Les provinces ont approuvé 188 fois de plus la construction d’écuries “durables”, malgré des doutes quant à leur bon fonctionnement. Après la Frise, cela s’est produit le plus souvent dans le Brabant, tandis que plusieurs tribunaux ont annulé des autorisations pour des sols à faibles émissions. Cela ressort des recherches menées par EenVandaag et Follow the Money.

L’année dernière, plusieurs provinces ont été rappelées pour délivrer les permis. Cela s’est passé en Frise selon la recherche en mars 2021 comme première province. Dans le cas d’un producteur laitier, le tribunal a statué que la province n’aurait pas dû délivrer de permis pour un plancher d’étable à faibles émissions.
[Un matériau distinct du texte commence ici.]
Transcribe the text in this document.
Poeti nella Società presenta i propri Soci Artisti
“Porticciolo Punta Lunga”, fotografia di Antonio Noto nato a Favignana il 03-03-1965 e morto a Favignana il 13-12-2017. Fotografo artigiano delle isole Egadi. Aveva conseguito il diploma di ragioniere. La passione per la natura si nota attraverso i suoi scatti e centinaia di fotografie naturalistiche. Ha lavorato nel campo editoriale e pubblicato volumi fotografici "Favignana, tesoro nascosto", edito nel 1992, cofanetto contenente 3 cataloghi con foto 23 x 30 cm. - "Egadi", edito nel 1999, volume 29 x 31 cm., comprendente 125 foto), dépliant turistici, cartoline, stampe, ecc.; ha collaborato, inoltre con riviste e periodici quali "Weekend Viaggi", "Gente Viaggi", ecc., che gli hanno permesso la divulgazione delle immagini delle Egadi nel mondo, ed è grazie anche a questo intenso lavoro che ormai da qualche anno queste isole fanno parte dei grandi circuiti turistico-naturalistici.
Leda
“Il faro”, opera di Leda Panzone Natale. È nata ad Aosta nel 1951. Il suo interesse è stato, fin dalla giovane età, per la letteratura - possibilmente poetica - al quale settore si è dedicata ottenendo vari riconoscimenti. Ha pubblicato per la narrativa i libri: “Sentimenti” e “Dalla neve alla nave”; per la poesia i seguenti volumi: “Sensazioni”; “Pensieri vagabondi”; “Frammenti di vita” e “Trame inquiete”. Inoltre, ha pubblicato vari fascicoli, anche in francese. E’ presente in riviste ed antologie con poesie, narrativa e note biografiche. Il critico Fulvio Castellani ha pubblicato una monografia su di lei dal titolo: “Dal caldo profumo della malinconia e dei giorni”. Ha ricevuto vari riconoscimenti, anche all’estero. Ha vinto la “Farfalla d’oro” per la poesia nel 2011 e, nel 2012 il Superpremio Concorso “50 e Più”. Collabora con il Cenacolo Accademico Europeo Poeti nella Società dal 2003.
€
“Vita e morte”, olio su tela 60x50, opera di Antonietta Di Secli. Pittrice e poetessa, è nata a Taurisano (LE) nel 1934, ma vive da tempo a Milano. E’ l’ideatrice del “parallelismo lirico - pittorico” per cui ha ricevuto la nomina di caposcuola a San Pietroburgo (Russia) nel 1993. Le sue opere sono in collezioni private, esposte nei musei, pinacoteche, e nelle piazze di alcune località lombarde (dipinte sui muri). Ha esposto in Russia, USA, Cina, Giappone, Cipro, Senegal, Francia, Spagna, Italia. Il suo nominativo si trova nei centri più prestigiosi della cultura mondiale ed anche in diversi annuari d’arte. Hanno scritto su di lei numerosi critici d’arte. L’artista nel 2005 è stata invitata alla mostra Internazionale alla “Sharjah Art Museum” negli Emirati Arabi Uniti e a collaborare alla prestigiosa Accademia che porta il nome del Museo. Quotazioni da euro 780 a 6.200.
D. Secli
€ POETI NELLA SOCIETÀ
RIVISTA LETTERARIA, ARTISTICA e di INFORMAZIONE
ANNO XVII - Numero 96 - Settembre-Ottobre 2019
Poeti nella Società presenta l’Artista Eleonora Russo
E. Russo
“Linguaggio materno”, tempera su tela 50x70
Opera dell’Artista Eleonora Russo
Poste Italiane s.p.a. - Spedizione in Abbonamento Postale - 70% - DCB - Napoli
Il n’est pas certain que les écuries durables conduisent réellement à moins d’émissions d’azote.

Néanmoins, la Frise prend désormais le gâteau : au cours de la dernière année et demie, l’autorisation a été accordée environ 95 fois pour la construction des deux planchers d’écurie à faibles émissions les plus courants. Après cela, cela s’est produit le plus souvent dans le Brabant : le feu vert a été donné 25 fois. Et cela alors que les tribunaux du Brabant ont également annulé les autorisations pour les planchers d’écurie durables.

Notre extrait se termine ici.